Machine Tool lead faculty Mark Backes said the program will offer dual enrollment courses for Tucson and Desert View students to earn college credits. PCC used a PCOS survey of 38 Tucson machining companies to revamp some courses and may pursue National Institute for Metalworking Skills (NIMS) accreditation.
The U.S. Bureau of Labor Statistics projects 7 percent job growth for machinists through 2022. The median hourly wage is $19.67. The high hourly wage is $28.75.
PCC offers an Associate of Applied Science (AAS) degree or Certificate for Direct Employment in each of seven Machine Tool Technology concentrations.
This fall, students will be using a new robotic welding arm in some classes.
Aaron Dinius graduated in May with two Machine Tool Technology AAS degrees (Computer Numeric Control Machinist and Manual Machinist) and a Computer Aided Drafting-Mechanical/Electro-Mechanical AAS.
“Pima offers an amazing opportunity to learn the trade hands-on and on modern, high-quality equipment,” said Dinius, a mechanical drafter and prototyping machinist for Green Valley optical equipment company Control Vision Inc.
Grants support baby boomers
This year, two grants have helped hundreds of low-income, unemployed and underemployed people age 50 and older get jobs.

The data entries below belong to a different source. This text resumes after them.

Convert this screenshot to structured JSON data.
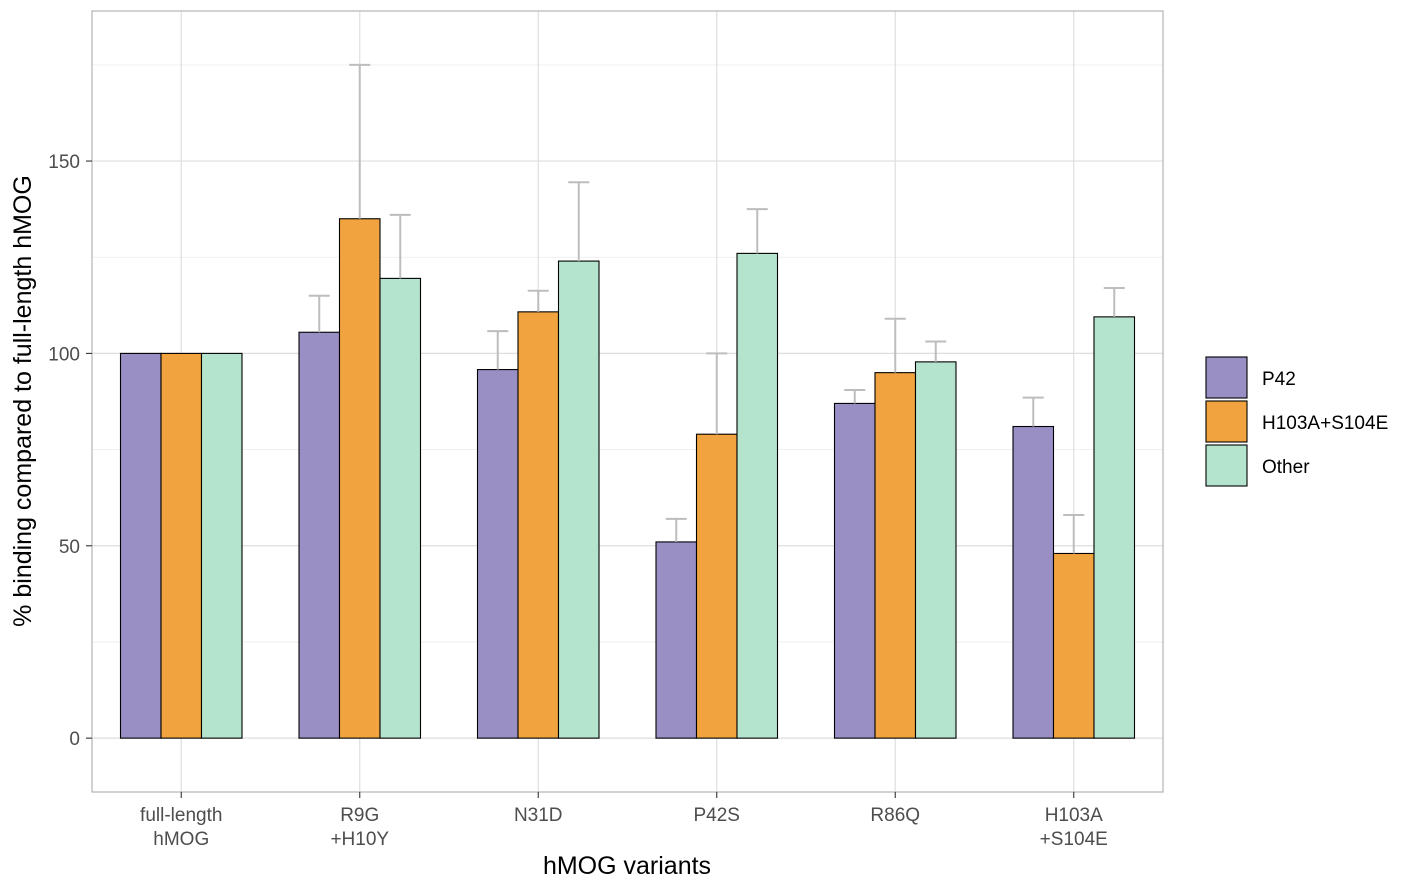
{
  "chart_data": {
    "type": "bar",
    "title": "",
    "xlabel": "hMOG variants",
    "ylabel": "% binding compared to full-length hMOG",
    "ylim": [
      -14,
      189
    ],
    "yticks": [
      0,
      50,
      100,
      150
    ],
    "grid": true,
    "legend_position": "right",
    "categories": [
      [
        "full-length",
        "hMOG"
      ],
      [
        "R9G",
        "+H10Y"
      ],
      [
        "N31D"
      ],
      [
        "P42S"
      ],
      [
        "R86Q"
      ],
      [
        "H103A",
        "+S104E"
      ]
    ],
    "series": [
      {
        "name": "P42",
        "color": "#9a8fc5",
        "values": [
          100,
          105.5,
          95.8,
          51,
          87,
          81
        ],
        "errors": [
          0,
          9.5,
          10,
          6,
          3.5,
          7.5
        ]
      },
      {
        "name": "H103A+S104E",
        "color": "#f0a33f",
        "values": [
          100,
          135,
          110.8,
          79,
          95,
          48
        ],
        "errors": [
          0,
          40,
          5.5,
          21,
          14,
          10
        ]
      },
      {
        "name": "Other",
        "color": "#b5e4ce",
        "values": [
          100,
          119.5,
          124,
          126,
          97.8,
          109.5
        ],
        "errors": [
          0,
          16.5,
          20.5,
          11.5,
          5.3,
          7.5
        ]
      }
    ]
  }
}
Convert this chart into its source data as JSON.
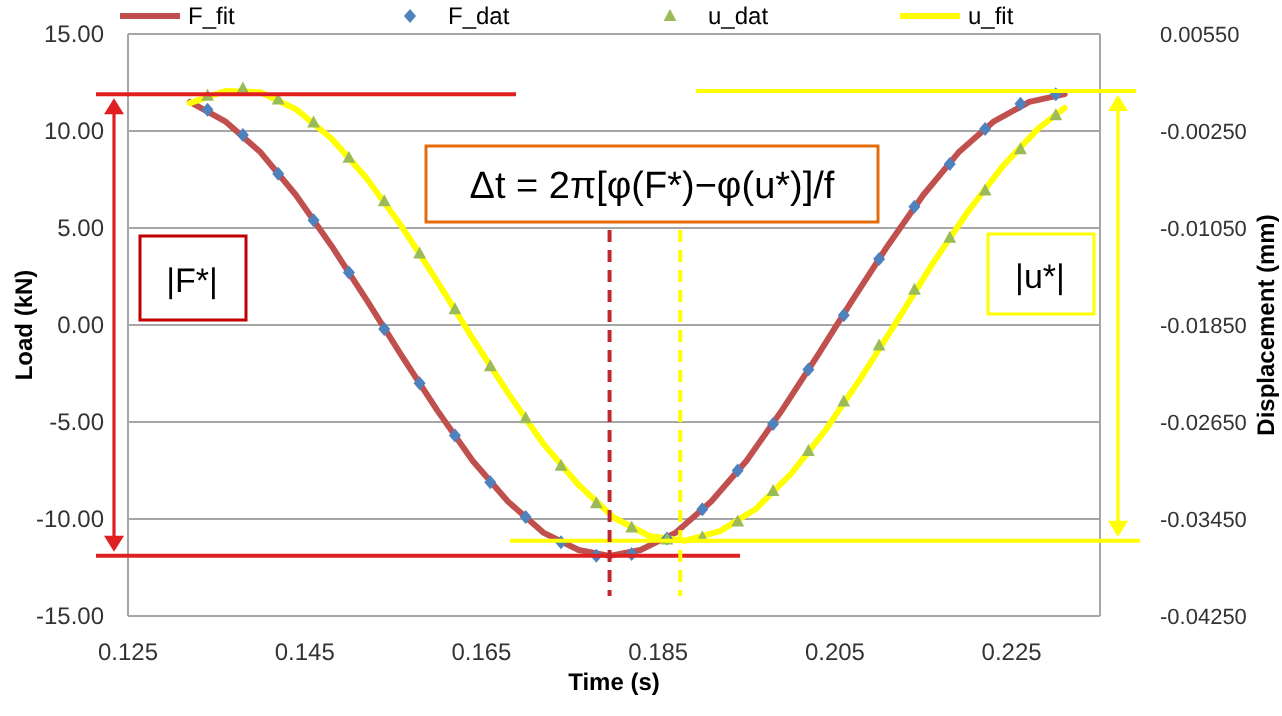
{
  "chart_data": {
    "type": "line",
    "xlabel": "Time (s)",
    "ylabel": "Load (kN)",
    "y2label": "Displacement (mm)",
    "xlim": [
      0.125,
      0.235
    ],
    "xticks": [
      0.125,
      0.145,
      0.165,
      0.185,
      0.205,
      0.225
    ],
    "ylim": [
      -15,
      15
    ],
    "yticks": [
      {
        "value": -15,
        "label": "-15.00"
      },
      {
        "value": -10,
        "label": "-10.00"
      },
      {
        "value": -5,
        "label": "-5.00"
      },
      {
        "value": 0,
        "label": "0.00"
      },
      {
        "value": 5,
        "label": "5.00"
      },
      {
        "value": 10,
        "label": "10.00"
      },
      {
        "value": 15,
        "label": "15.00"
      }
    ],
    "y2lim": [
      -0.0425,
      0.0055
    ],
    "y2ticks": [
      {
        "value": -0.0425,
        "label": "-0.04250"
      },
      {
        "value": -0.0345,
        "label": "-0.03450"
      },
      {
        "value": -0.0265,
        "label": "-0.02650"
      },
      {
        "value": -0.0185,
        "label": "-0.01850"
      },
      {
        "value": -0.0105,
        "label": "-0.01050"
      },
      {
        "value": -0.0025,
        "label": "-0.00250"
      },
      {
        "value": 0.0055,
        "label": "0.00550"
      }
    ],
    "grid": "y",
    "legend": "top",
    "series": [
      {
        "name": "F_fit",
        "marker": "none",
        "color": "#c0504d",
        "x": [
          0.132,
          0.136,
          0.14,
          0.144,
          0.148,
          0.152,
          0.156,
          0.16,
          0.164,
          0.168,
          0.172,
          0.176,
          0.1795,
          0.183,
          0.187,
          0.191,
          0.195,
          0.199,
          0.203,
          0.207,
          0.211,
          0.215,
          0.219,
          0.223,
          0.227,
          0.231
        ],
        "values": [
          11.5,
          10.5,
          8.9,
          6.7,
          4.1,
          1.3,
          -1.6,
          -4.4,
          -7.0,
          -9.1,
          -10.7,
          -11.6,
          -11.9,
          -11.6,
          -10.7,
          -9.1,
          -7.0,
          -4.4,
          -1.6,
          1.3,
          4.1,
          6.7,
          8.9,
          10.5,
          11.5,
          11.9
        ]
      },
      {
        "name": "F_dat",
        "type": "scatter",
        "marker": "diamond",
        "color": "#4f81bd",
        "x": [
          0.134,
          0.138,
          0.142,
          0.146,
          0.15,
          0.154,
          0.158,
          0.162,
          0.166,
          0.17,
          0.174,
          0.178,
          0.182,
          0.186,
          0.19,
          0.194,
          0.198,
          0.202,
          0.206,
          0.21,
          0.214,
          0.218,
          0.222,
          0.226,
          0.23
        ],
        "values": [
          11.1,
          9.8,
          7.8,
          5.4,
          2.7,
          -0.2,
          -3.0,
          -5.7,
          -8.1,
          -9.9,
          -11.2,
          -11.9,
          -11.8,
          -11.0,
          -9.5,
          -7.5,
          -5.1,
          -2.3,
          0.5,
          3.4,
          6.1,
          8.3,
          10.1,
          11.4,
          11.9
        ]
      },
      {
        "name": "u_dat",
        "type": "scatter",
        "marker": "triangle",
        "color": "#9bbb59",
        "axis": "y2",
        "x": [
          0.134,
          0.138,
          0.142,
          0.146,
          0.15,
          0.154,
          0.158,
          0.162,
          0.166,
          0.17,
          0.174,
          0.178,
          0.182,
          0.186,
          0.19,
          0.194,
          0.198,
          0.202,
          0.206,
          0.21,
          0.214,
          0.218,
          0.222,
          0.226,
          0.23
        ],
        "values": [
          0.0004,
          0.001,
          0.0001,
          -0.0018,
          -0.0047,
          -0.0083,
          -0.0126,
          -0.0172,
          -0.0219,
          -0.0262,
          -0.0301,
          -0.0332,
          -0.0352,
          -0.0362,
          -0.036,
          -0.0347,
          -0.0322,
          -0.0289,
          -0.0248,
          -0.0202,
          -0.0156,
          -0.0113,
          -0.0074,
          -0.004,
          -0.0012
        ]
      },
      {
        "name": "u_fit",
        "marker": "none",
        "color": "#ffff00",
        "axis": "y2",
        "x": [
          0.132,
          0.136,
          0.14,
          0.144,
          0.148,
          0.152,
          0.156,
          0.16,
          0.164,
          0.168,
          0.172,
          0.176,
          0.18,
          0.184,
          0.188,
          0.192,
          0.196,
          0.2,
          0.204,
          0.208,
          0.212,
          0.216,
          0.22,
          0.224,
          0.228,
          0.231
        ],
        "values": [
          -0.0002,
          0.0008,
          0.0007,
          -0.0007,
          -0.0031,
          -0.0064,
          -0.0104,
          -0.0149,
          -0.0196,
          -0.0241,
          -0.0283,
          -0.0317,
          -0.0344,
          -0.0359,
          -0.0363,
          -0.0355,
          -0.0337,
          -0.0308,
          -0.0271,
          -0.0228,
          -0.0182,
          -0.0135,
          -0.0092,
          -0.0054,
          -0.0023,
          -0.0006
        ]
      }
    ],
    "ref_lines": [
      {
        "axis": "y",
        "value": 11.9,
        "color": "#e02020",
        "line_style": "solid"
      },
      {
        "axis": "y",
        "value": -11.9,
        "color": "#e02020",
        "line_style": "solid"
      },
      {
        "axis": "y2",
        "value": 0.0008,
        "color": "#ffff00",
        "line_style": "solid"
      },
      {
        "axis": "y2",
        "value": -0.0363,
        "color": "#ffff00",
        "line_style": "solid"
      },
      {
        "axis": "x",
        "value": 0.1795,
        "color": "#c0282d",
        "line_style": "dashed"
      },
      {
        "axis": "x",
        "value": 0.1875,
        "color": "#ffff00",
        "line_style": "dashed"
      }
    ],
    "annotations": [
      "Δt = 2π[φ(F*)−φ(u*)]/f",
      "|F*|",
      "|u*|"
    ]
  }
}
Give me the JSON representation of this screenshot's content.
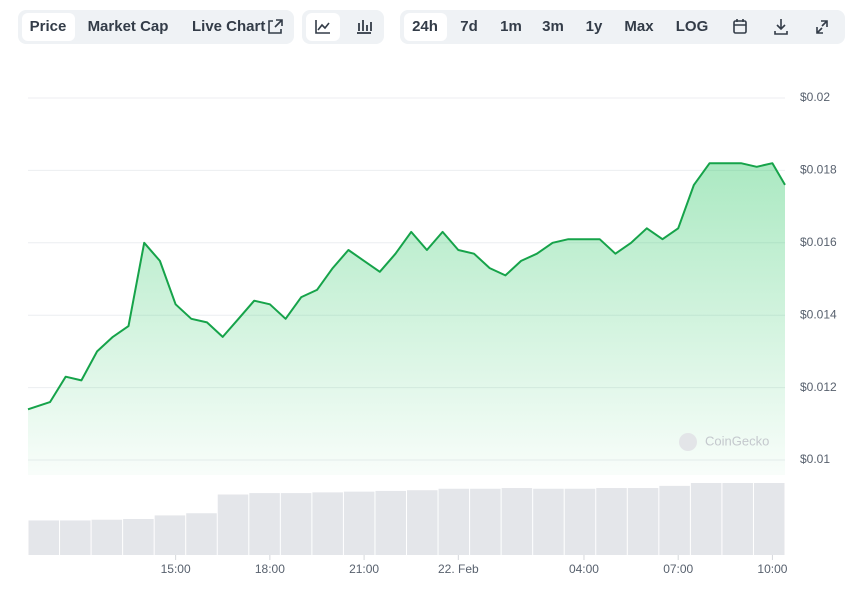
{
  "toolbar": {
    "tabs": [
      "Price",
      "Market Cap",
      "Live Chart"
    ],
    "ranges": [
      "24h",
      "7d",
      "1m",
      "3m",
      "1y",
      "Max",
      "LOG"
    ]
  },
  "watermark": "CoinGecko",
  "chart_data": {
    "type": "line",
    "x": [
      10.3,
      11.0,
      11.5,
      12.0,
      12.5,
      13.0,
      13.5,
      14.0,
      14.5,
      15.0,
      15.5,
      16.0,
      16.5,
      17.0,
      17.5,
      18.0,
      18.5,
      19.0,
      19.5,
      20.0,
      20.5,
      21.0,
      21.5,
      22.0,
      22.5,
      23.0,
      23.5,
      24.0,
      24.5,
      25.0,
      25.5,
      26.0,
      26.5,
      27.0,
      27.5,
      28.0,
      28.5,
      29.0,
      29.5,
      30.0,
      30.5,
      31.0,
      31.5,
      32.0,
      32.5,
      33.0,
      33.5,
      34.0,
      34.4
    ],
    "series": [
      {
        "color": "#16a34a",
        "values": [
          0.0114,
          0.0116,
          0.0123,
          0.0122,
          0.013,
          0.0134,
          0.0137,
          0.016,
          0.0155,
          0.0143,
          0.0139,
          0.0138,
          0.0134,
          0.0139,
          0.0144,
          0.0143,
          0.0139,
          0.0145,
          0.0147,
          0.0153,
          0.0158,
          0.0155,
          0.0152,
          0.0157,
          0.0163,
          0.0158,
          0.0163,
          0.0158,
          0.0157,
          0.0153,
          0.0151,
          0.0155,
          0.0157,
          0.016,
          0.0161,
          0.0161,
          0.0161,
          0.0157,
          0.016,
          0.0164,
          0.0161,
          0.0164,
          0.0176,
          0.0182,
          0.0182,
          0.0182,
          0.0181,
          0.0182,
          0.0176
        ]
      }
    ],
    "volume": {
      "color": "#e4e6ea",
      "ylim": [
        0,
        100
      ],
      "values": [
        48,
        48,
        49,
        50,
        55,
        58,
        84,
        86,
        86,
        87,
        88,
        89,
        90,
        92,
        92,
        93,
        92,
        92,
        93,
        93,
        96,
        100,
        100,
        100
      ]
    },
    "xlim": [
      10.3,
      34.4
    ],
    "xticks": [
      {
        "value": 15,
        "label": "15:00"
      },
      {
        "value": 18,
        "label": "18:00"
      },
      {
        "value": 21,
        "label": "21:00"
      },
      {
        "value": 24,
        "label": "22. Feb"
      },
      {
        "value": 28,
        "label": "04:00"
      },
      {
        "value": 31,
        "label": "07:00"
      },
      {
        "value": 34,
        "label": "10:00"
      }
    ],
    "ylim": [
      0.01,
      0.02
    ],
    "yticks": [
      {
        "value": 0.01,
        "label": "$0.01"
      },
      {
        "value": 0.012,
        "label": "$0.012"
      },
      {
        "value": 0.014,
        "label": "$0.014"
      },
      {
        "value": 0.016,
        "label": "$0.016"
      },
      {
        "value": 0.018,
        "label": "$0.018"
      },
      {
        "value": 0.02,
        "label": "$0.02"
      }
    ],
    "grid": true
  }
}
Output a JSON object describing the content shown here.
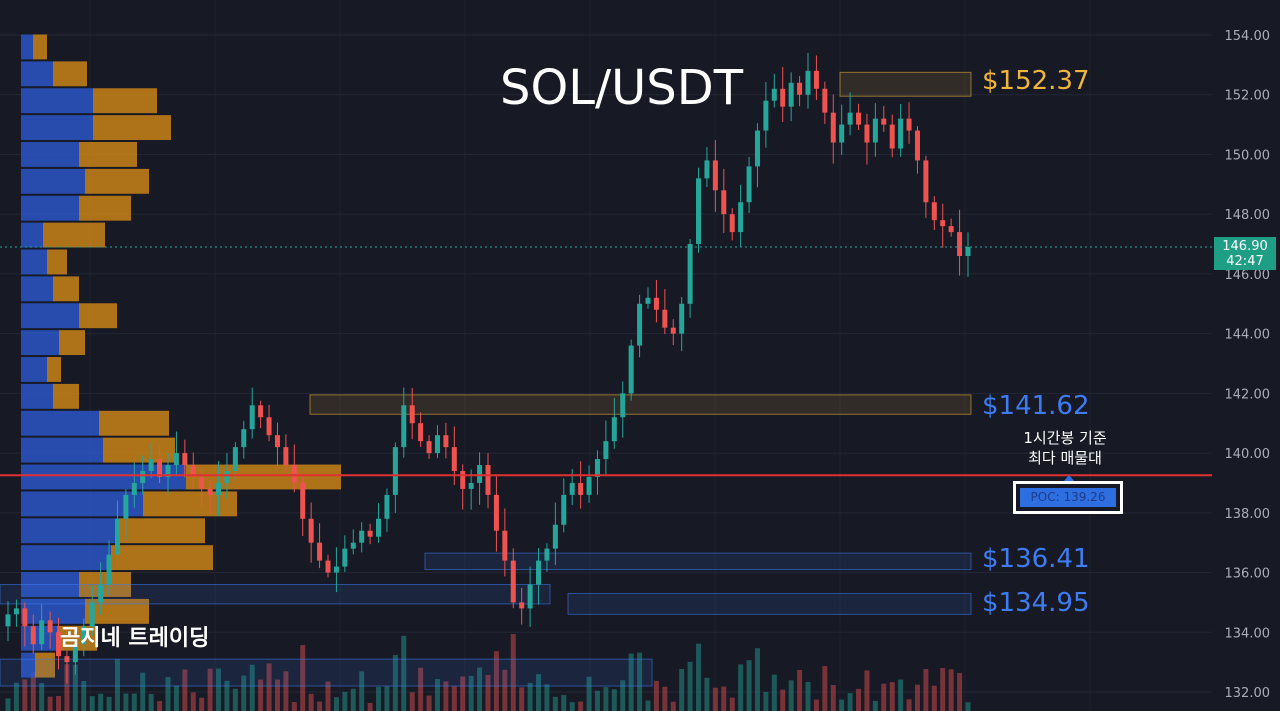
{
  "title": "SOL/USDT",
  "watermark": "곰지네 트레이딩",
  "poc_note": {
    "line1": "1시간봉 기준",
    "line2": "최다 매물대"
  },
  "poc_label": "POC: 139.26",
  "current_price": {
    "price": "146.90",
    "countdown": "42:47"
  },
  "levels": [
    {
      "label": "$152.37",
      "color": "#f0b43a"
    },
    {
      "label": "$141.62",
      "color": "#3d7cf2"
    },
    {
      "label": "$136.41",
      "color": "#3d7cf2"
    },
    {
      "label": "$134.95",
      "color": "#3d7cf2"
    }
  ],
  "colors": {
    "background": "#171a25",
    "up": "#26a69a",
    "down": "#ef5350",
    "poc_line": "#e03030",
    "profile_buy": "#2a56c6",
    "profile_sell": "#d48a17"
  },
  "chart_data": {
    "type": "candlestick",
    "ylim": [
      131.5,
      154.5
    ],
    "y_ticks": [
      "154.00",
      "152.00",
      "150.00",
      "148.00",
      "146.00",
      "144.00",
      "142.00",
      "140.00",
      "138.00",
      "136.00",
      "134.00",
      "132.00"
    ],
    "current_price": 146.9,
    "poc": 139.26,
    "key_levels": [
      152.37,
      141.62,
      136.41,
      134.95
    ],
    "zones": [
      {
        "low": 151.95,
        "high": 152.75,
        "kind": "supply",
        "color": "#f0b43a"
      },
      {
        "low": 141.3,
        "high": 141.95,
        "kind": "supply",
        "color": "#f0b43a"
      },
      {
        "low": 136.1,
        "high": 136.65,
        "kind": "demand",
        "color": "#3d7cf2"
      },
      {
        "low": 134.6,
        "high": 135.3,
        "kind": "demand",
        "color": "#3d7cf2"
      },
      {
        "low": 134.95,
        "high": 135.6,
        "kind": "demand",
        "color": "#3d7cf2"
      },
      {
        "low": 132.2,
        "high": 133.1,
        "kind": "demand",
        "color": "#3d7cf2"
      }
    ],
    "close_path": [
      134.6,
      134.8,
      134.2,
      133.6,
      134.4,
      134.0,
      133.2,
      133.0,
      133.6,
      134.2,
      135.0,
      135.6,
      136.6,
      137.8,
      138.6,
      139.0,
      139.4,
      139.8,
      139.2,
      139.6,
      140.0,
      139.6,
      139.2,
      138.8,
      138.6,
      139.0,
      139.4,
      140.2,
      140.8,
      141.6,
      141.2,
      140.6,
      140.2,
      139.6,
      139.0,
      137.8,
      137.0,
      136.4,
      136.0,
      136.2,
      136.8,
      137.0,
      137.4,
      137.2,
      137.8,
      138.6,
      140.2,
      141.6,
      141.0,
      140.4,
      140.0,
      140.6,
      140.2,
      139.4,
      138.8,
      139.0,
      139.6,
      138.6,
      137.4,
      136.4,
      135.0,
      134.8,
      135.6,
      136.4,
      136.8,
      137.6,
      138.6,
      139.0,
      138.6,
      139.2,
      139.8,
      140.4,
      141.2,
      142.0,
      143.6,
      145.0,
      145.2,
      144.8,
      144.2,
      144.0,
      145.0,
      147.0,
      149.2,
      149.8,
      148.8,
      148.0,
      147.4,
      148.4,
      149.6,
      150.8,
      151.8,
      152.2,
      151.6,
      152.4,
      152.0,
      152.8,
      152.2,
      151.4,
      150.4,
      151.0,
      151.4,
      151.0,
      150.4,
      151.2,
      151.0,
      150.2,
      151.2,
      150.8,
      149.8,
      148.4,
      147.8,
      147.6,
      147.4,
      146.6,
      146.9
    ],
    "volume_profile": [
      {
        "price": 153.6,
        "buy": 12,
        "sell": 14
      },
      {
        "price": 152.7,
        "buy": 32,
        "sell": 34
      },
      {
        "price": 151.8,
        "buy": 72,
        "sell": 64
      },
      {
        "price": 150.9,
        "buy": 72,
        "sell": 78
      },
      {
        "price": 150.0,
        "buy": 58,
        "sell": 58
      },
      {
        "price": 149.1,
        "buy": 64,
        "sell": 64
      },
      {
        "price": 148.2,
        "buy": 58,
        "sell": 52
      },
      {
        "price": 147.3,
        "buy": 22,
        "sell": 62
      },
      {
        "price": 146.4,
        "buy": 26,
        "sell": 20
      },
      {
        "price": 145.5,
        "buy": 32,
        "sell": 26
      },
      {
        "price": 144.6,
        "buy": 58,
        "sell": 38
      },
      {
        "price": 143.7,
        "buy": 38,
        "sell": 26
      },
      {
        "price": 142.8,
        "buy": 26,
        "sell": 14
      },
      {
        "price": 141.9,
        "buy": 32,
        "sell": 26
      },
      {
        "price": 141.0,
        "buy": 78,
        "sell": 70
      },
      {
        "price": 140.1,
        "buy": 82,
        "sell": 72
      },
      {
        "price": 139.2,
        "buy": 165,
        "sell": 155
      },
      {
        "price": 138.3,
        "buy": 122,
        "sell": 94
      },
      {
        "price": 137.4,
        "buy": 98,
        "sell": 86
      },
      {
        "price": 136.5,
        "buy": 90,
        "sell": 102
      },
      {
        "price": 135.6,
        "buy": 58,
        "sell": 52
      },
      {
        "price": 134.7,
        "buy": 64,
        "sell": 64
      },
      {
        "price": 133.8,
        "buy": 36,
        "sell": 40
      },
      {
        "price": 132.9,
        "buy": 14,
        "sell": 20
      }
    ]
  }
}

From March to May, PCC enrolled 38 participants in the AARP Foundation-funded Back-To-Work 50+ initiative. BTW50+ supports baby boomers training through its Center for Training and Development to be Certified Nursing Assistants, Certified Nursing Assistant/Patient Care Technicians or Medical Records Technicians.
Through BTW50+, participants learn to network, market themselves, search for jobs, and find community support resources. Some may qualify for some financial support.
“This initiative gives baby boomers key skills and support to get them back into the job market,” said East Campus Vice President of Student Development Nancee Sorenson.
PCC BTW50+ partners are
Pima County One-Stop (PCOS), Pima Council on Aging (PCOA), Pima County Library, YWCA of Tucson, Jim Click Automotive Team and local healthcare industry employers.
To participate, call the AARP Call Center, 855-850-2525.
The Plus 50 Encore Completion Program, funded by American Association of Community Colleges, has helped more than 80 baby boomers earn PCC degrees or certificates, said Roger Forrester, PCC’s Plus 50 Assistant Program Coordinator. Southern Arizona VA Health Care System, PCOS and PCOA are PCC’s Plus 50 partners. For more information, call 520-206-7430.
Spanish-speaking childcare providers
Nearly 100 Spanish-speaking childcare providers over the last four years have learned about nutrition, movement and health through ¡Muévete, Muévete!, a PCC partnership with United Way of Tucson and Southern Arizona.
The providers attend free, noncredit trainings and guest speaker events at PCC’s Desert Vista and Northwest campuses. The training is done in a social environment, taking into account different learning styles. Also, 10 members of the Pascua Yaqui Tribe will take PCC Early Childhood Education Program courses on the Pascua Yaqui Reservation for college credit. Credit students may be eligible for a Pathways Scholarship and the First Things First REWARD$ program.
United Way’s Nancy Hart said trainings start this month.